Dr Yadu: We are focusing on two key areas—clinical advancements and research in Ayurveda. In research, we aim to collaborate with universities and contemporary sciences to interpret and disseminate Ayurvedic knowledge through a platform for practitioners. On the clinical side, we are expanding into specialities such as infertility and maternity care, sports medicine, ophthalmology and ENT. Our longterm vision includes launching a neurorehabilitation centre that integrates Ayurveda, occupational therapy, physiotherapy, yoga, meditation, and speech therapy. We are also handling pediatric cases of autism and ADHD by adding a pediatric department.
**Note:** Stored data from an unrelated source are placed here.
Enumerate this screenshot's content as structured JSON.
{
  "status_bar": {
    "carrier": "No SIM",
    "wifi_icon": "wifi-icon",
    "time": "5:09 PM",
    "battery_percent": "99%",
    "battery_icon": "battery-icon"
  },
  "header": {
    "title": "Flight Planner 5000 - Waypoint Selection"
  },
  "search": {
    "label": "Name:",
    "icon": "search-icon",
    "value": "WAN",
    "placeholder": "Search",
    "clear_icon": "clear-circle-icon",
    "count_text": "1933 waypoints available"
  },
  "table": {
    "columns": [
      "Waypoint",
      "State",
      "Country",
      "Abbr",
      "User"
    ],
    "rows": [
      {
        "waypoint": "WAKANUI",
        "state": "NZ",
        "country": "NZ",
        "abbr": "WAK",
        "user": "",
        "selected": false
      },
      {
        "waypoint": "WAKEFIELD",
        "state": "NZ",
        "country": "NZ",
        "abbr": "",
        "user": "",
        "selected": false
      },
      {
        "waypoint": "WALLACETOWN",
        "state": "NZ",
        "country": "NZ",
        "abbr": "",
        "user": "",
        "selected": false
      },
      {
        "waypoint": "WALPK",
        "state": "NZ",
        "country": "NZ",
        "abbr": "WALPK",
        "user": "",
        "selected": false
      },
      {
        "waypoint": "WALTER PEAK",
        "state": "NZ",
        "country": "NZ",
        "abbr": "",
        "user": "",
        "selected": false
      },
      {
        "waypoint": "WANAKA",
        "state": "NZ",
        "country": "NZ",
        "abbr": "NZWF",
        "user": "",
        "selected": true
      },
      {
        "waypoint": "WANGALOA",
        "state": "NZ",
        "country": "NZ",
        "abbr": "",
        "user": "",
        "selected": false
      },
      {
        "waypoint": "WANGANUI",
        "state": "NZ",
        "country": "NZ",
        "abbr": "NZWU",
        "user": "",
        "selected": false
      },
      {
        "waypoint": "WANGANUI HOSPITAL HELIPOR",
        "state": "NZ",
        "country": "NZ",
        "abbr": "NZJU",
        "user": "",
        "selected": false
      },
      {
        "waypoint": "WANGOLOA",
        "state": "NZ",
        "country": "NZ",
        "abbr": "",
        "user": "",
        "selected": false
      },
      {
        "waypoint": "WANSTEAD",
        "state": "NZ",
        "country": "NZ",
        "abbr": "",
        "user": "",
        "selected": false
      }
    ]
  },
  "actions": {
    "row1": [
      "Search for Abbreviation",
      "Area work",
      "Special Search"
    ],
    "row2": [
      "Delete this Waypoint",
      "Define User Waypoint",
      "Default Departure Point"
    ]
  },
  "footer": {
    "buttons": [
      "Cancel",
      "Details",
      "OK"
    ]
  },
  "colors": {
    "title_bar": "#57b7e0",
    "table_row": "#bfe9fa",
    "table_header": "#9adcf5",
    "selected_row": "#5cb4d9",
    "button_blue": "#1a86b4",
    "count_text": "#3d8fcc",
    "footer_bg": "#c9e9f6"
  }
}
Tell us about the CSR activities and collaborations of Vaidyaratnam.
Dr Krishnan: To address menstrual and other related health concerns faced by women, we created the "Angana" project. It features a team of 30 doctors available for discussions and classes in schools and colleges. The aim is to educate girls on menstrual health, physical care, and mental wellness during this time. These sessions also include free counselling by doctors. To date, over 200 sessions have been held across Kerala. Additionally, we offer free outpatient and inpatient services to low-income patients, with over 200 outpatients and 10-15 inpatients receiving care.
Dr Yadu: We are also in the process of forming CSR initiatives wherein we promote the cultivation of medicinal herbs. Our museum highlights the rich history of Ayurveda and Vaidyaratnam. Visitors can learn about the science and history behind Ayurveda and often become intrigued by its clinical aspects after touring the museum.
You were invitees to the G20 healthcare summit held in Thiruvananthapuram. Could you share some learnings?
Dr Krishnan: I've spoken with many people, including foreigners, and I've noticed that often when they think of Ayurveda, they see it as only a wellness option. However, Ayurveda has a significant role in treating illness as well. The world must view Ayurveda as a viable medical system, not just an alternative. We should work towards promoting Ayurveda as a primary medical option, not an alternative medicine.